Sirops Pharmaceutiques : Tout Savoir sur leur Formulation, Fabrication et Utilisation
Conditionnement classique des sirops pharmaceutiques en flacon ambré
Les sirops pharmaceutiques figurent parmi les formes médicamenteuses les plus anciennes et les plus utilisées au monde. Qu’il s’agisse d’un sirop contre la toux pour un enfant ou d’un antitussif pour adulte, ces préparations liquides occupent une place centrale en pharmacie clinique et industrielle.
Le marché mondial des sirops était évalué à 10,5 milliards de dollars en 2024 et devrait atteindre 14,8 milliards de dollars d’ici 2033, avec un taux de croissance annuel moyen de 4,5 %. Cette dynamique illustre l’importance croissante de ces formes galéniques dans la prise en charge thérapeutique mondiale.
Dans cet article, nous vous proposons un tour d’horizon complet : définition, avantages, formulation, excipients, fabrication et contrôle qualité des sirops pharmaceutiques.

Qu’est-ce qu’un Sirop Pharmaceutique ?
Définition des préparations liquides pour usage oral
Selon la Pharmacopée Européenne, les préparations liquides pour usage oral sont habituellement des solutions, émulsions ou suspensions contenant une ou plusieurs substances actives dans un véhicule approprié.

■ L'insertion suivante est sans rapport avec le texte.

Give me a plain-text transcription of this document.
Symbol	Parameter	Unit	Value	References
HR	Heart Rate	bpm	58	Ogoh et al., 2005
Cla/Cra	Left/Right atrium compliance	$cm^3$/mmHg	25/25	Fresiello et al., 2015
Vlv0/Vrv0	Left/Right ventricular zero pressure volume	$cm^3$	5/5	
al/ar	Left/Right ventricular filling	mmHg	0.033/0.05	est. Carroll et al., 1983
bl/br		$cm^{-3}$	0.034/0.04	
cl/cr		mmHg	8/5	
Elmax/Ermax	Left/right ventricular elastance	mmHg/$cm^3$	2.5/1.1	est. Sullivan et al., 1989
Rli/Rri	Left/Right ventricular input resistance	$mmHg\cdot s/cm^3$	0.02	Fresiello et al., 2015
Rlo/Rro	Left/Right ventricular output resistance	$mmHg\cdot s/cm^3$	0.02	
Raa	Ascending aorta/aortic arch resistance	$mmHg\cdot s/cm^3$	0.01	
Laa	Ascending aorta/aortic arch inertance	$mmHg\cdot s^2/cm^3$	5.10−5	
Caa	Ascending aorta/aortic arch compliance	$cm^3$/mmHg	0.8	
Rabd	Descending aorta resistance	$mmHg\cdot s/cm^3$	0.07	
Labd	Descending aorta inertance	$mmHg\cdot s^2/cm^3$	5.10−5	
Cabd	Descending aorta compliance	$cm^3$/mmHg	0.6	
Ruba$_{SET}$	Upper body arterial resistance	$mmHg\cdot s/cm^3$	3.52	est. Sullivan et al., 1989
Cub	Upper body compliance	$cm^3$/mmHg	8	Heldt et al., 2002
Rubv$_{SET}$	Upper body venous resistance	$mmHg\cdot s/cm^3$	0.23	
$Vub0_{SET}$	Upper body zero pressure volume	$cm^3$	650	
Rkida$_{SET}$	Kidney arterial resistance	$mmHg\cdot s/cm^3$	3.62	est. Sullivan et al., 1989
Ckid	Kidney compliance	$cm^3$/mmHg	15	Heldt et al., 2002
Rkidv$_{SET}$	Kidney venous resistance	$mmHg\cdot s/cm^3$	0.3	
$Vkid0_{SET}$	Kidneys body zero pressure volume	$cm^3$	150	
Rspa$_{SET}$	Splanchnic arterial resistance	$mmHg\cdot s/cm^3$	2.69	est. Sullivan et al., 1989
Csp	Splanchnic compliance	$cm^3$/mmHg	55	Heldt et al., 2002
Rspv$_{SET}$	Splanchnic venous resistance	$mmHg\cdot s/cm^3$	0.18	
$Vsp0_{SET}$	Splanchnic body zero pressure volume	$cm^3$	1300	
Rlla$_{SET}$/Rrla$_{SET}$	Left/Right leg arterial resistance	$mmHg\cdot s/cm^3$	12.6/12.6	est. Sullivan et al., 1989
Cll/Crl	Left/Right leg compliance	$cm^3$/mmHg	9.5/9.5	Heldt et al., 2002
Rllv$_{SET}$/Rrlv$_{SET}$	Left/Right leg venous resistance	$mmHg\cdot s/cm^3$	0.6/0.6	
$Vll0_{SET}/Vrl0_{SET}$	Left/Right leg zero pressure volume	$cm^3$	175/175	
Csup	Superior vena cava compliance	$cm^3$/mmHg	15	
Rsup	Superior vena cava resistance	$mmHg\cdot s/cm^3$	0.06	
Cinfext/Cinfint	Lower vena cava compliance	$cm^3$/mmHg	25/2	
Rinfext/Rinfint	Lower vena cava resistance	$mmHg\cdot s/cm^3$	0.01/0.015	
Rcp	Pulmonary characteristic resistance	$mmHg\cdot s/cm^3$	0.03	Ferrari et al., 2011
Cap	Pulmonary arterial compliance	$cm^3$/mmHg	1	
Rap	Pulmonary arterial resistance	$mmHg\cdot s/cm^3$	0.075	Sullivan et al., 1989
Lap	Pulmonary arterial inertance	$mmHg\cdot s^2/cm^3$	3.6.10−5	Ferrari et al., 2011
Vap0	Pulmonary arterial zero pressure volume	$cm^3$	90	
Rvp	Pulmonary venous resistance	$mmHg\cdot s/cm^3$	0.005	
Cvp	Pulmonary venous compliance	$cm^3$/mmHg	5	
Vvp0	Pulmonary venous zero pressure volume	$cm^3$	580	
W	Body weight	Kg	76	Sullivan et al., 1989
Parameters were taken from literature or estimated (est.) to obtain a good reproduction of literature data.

On distingue plusieurs catégories de ces préparations :
- Les solutions, émulsions et suspensions buvables
- Les poudres et granulés pour solutions ou suspensions buvables
- Les gouttes buvables et poudres pour gouttes buvables
- Les sirops et les poudres et granulés pour sirops
Définition officielle des sirops
La Pharmacopée Européenne définit les sirops comme :
“Des préparations aqueuses caractérisées par leur saveur sucrée et leur consistance visqueuse. Ils peuvent contenir du saccharose, à concentration au moins égale à 45 % m/m.”
Concrètement, chaque dose d’une préparation multidose est administrée à l’aide d’un dispositif de mesure : cuillère, gobelet ou seringue orale, pour des volumes de 5 ml ou multiples de 5 ml.
Avantages et Inconvénients des Sirops Pharmaceutiques
Les sirops sont particulièrement adaptés aux enfants de moins de 6 ans
Les points forts des sirops
Les sirops présentent plusieurs atouts majeurs qui expliquent leur succès durable en thérapeutique :
Facilité d’administration : forme liquide facile à avaler, particulièrement adaptée aux enfants de moins de 6 ans et aux adultes ayant des difficultés à déglutir des formes solides.
Flexibilité posologique : la dose peut être facilement ajustée en fonction du poids ou de l’âge du patient, ce qui est crucial en pédiatrie.
Rapidité d’action : les principes actifs dissous sont absorbés plus vite que les formes solides (comprimés, gélules), offrant un soulagement rapide.
Bonne observance : le goût agréable — souvent fruité ou sucré — favorise l’acceptation du traitement, surtout chez les jeunes patients.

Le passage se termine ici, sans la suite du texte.